3000 kişilik yemeği, çay-su hizmetlerini, TV yayınını Kadıköy Belediyesi üstlenmişti. Mönü; çorba, tas kebap, kızarmış patates, pilav, suböreği ve yoğurttan oluşuyordu. Kadıköy Belediye Başkanı Aykurt Nuhoğlu, “Bunlardan başka şapka, tişört, koruma faktörü yüksek güneş kremi ve kola takılan sinek ilacı sağladık” dedi. Milletvekilleri Dr. Ali Şeker bir yandan TBMM’deki gibi internet üzerinden canlı yayın yaparken, Onursal Adıgüzel de lojistik desteği ve yürüyüşçülerin düzenini sağlıyordu. Üzerinde ‘Adalet Çeşmesi’ yazılı tanker insanları serinletmekte kurtarıcı oldu. Bir Kadıköylü olarak Hüseyin Sağ “Veli Ağababa ve bu iki arkadaşımız on numara hizmet veriyorlar. Kadıköy bir numara” dedi. Belediye başkanlarından Ali Kılıç (Maltepe), Dr. Bülent Kerimoğlu (Bakırköy), Hayri İnönü (Şişli) dünkü yürüyüşte yer aldı.
YARGIÇ OSMAN KAÇMAZ
Yürüyüşte gazeteci Oktay Ekşi’yi ve eski DSP Genel Başkanı Zeki Sezer’i gördük. Sezer, başından beri yürüyüşe katılıyor, herkes tarafından seviliyor. Eski Sincan Ağır Ceza Mahkemesi Başkanı Osman Kaçmaz’ın Ankara’dan gelmesi, Kılıçdaroğlu’nu sevindirmiş. Gazeteciler; Hasan Cemal ve Emre Kongar, eski milletvekili ve gazeteciler Altan Öymen, Oktay Ekşi, Gürcan Dağdaş, Orhan Bursalı... Esasında hukukçu olan Ali Sirmen, Düzce Barosu avukatlarıyla yürürken, yeni çıkardığı ‘Bir Eski Cumhuriyet İçin’ kitabından ötürü de kutlanmış. Sanatçılar Melike Demirağ, Metin Uca...

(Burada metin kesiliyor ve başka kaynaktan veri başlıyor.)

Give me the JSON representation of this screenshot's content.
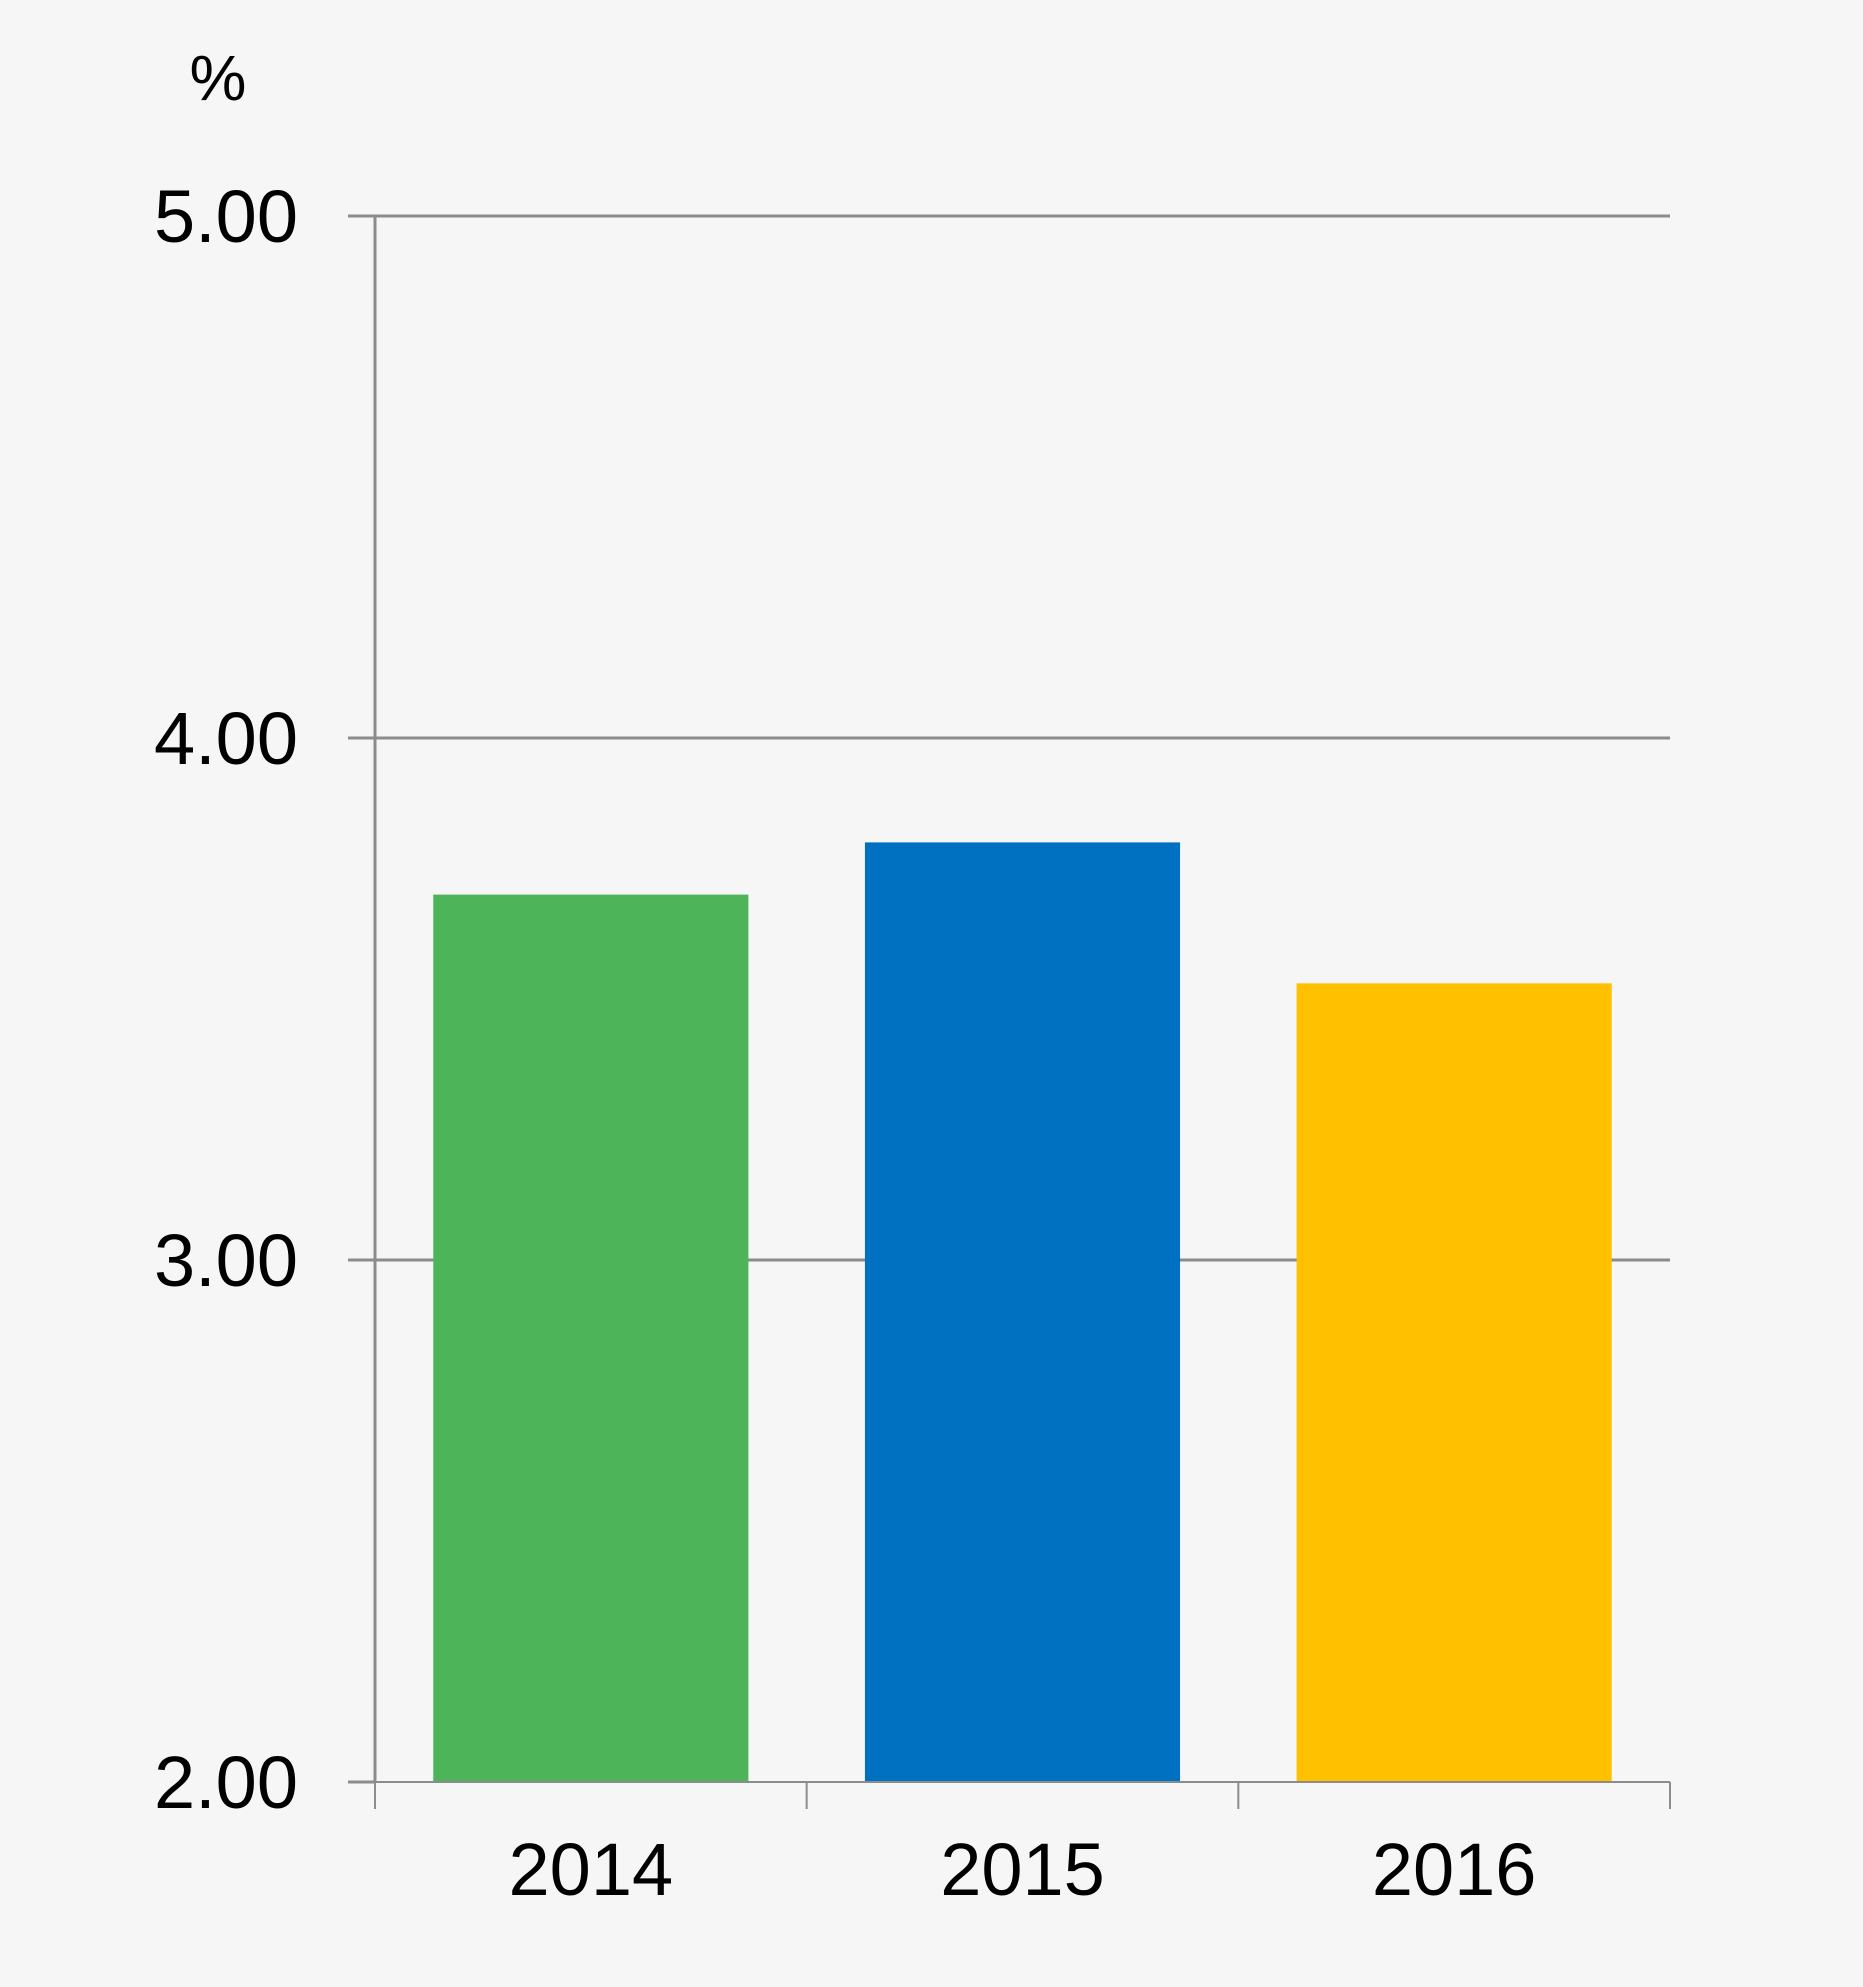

Artvin, Rize, Trabzon, Ordu ve Giresun illerinin CHP’li örgütleri de 16 otobüsle 850 kişi olarak dünkü yürüyüşe katıldı. Bunlar tespit edebildiklerimiz; bunun dışında sendika ve derneklerden çok sayıda katılım da oluyormuş... ‘Barış Anneleri’nin katılımı da yürüyüşe renk katmış. SODEV ve Birleşik Kamu-İş Konfederasyonu ve bağlı sendika genel başkanlarının bugün Hendek Otogarı-Balbalı Mesire Alanı’ndan yürüyüşe katılacakları açıklandı.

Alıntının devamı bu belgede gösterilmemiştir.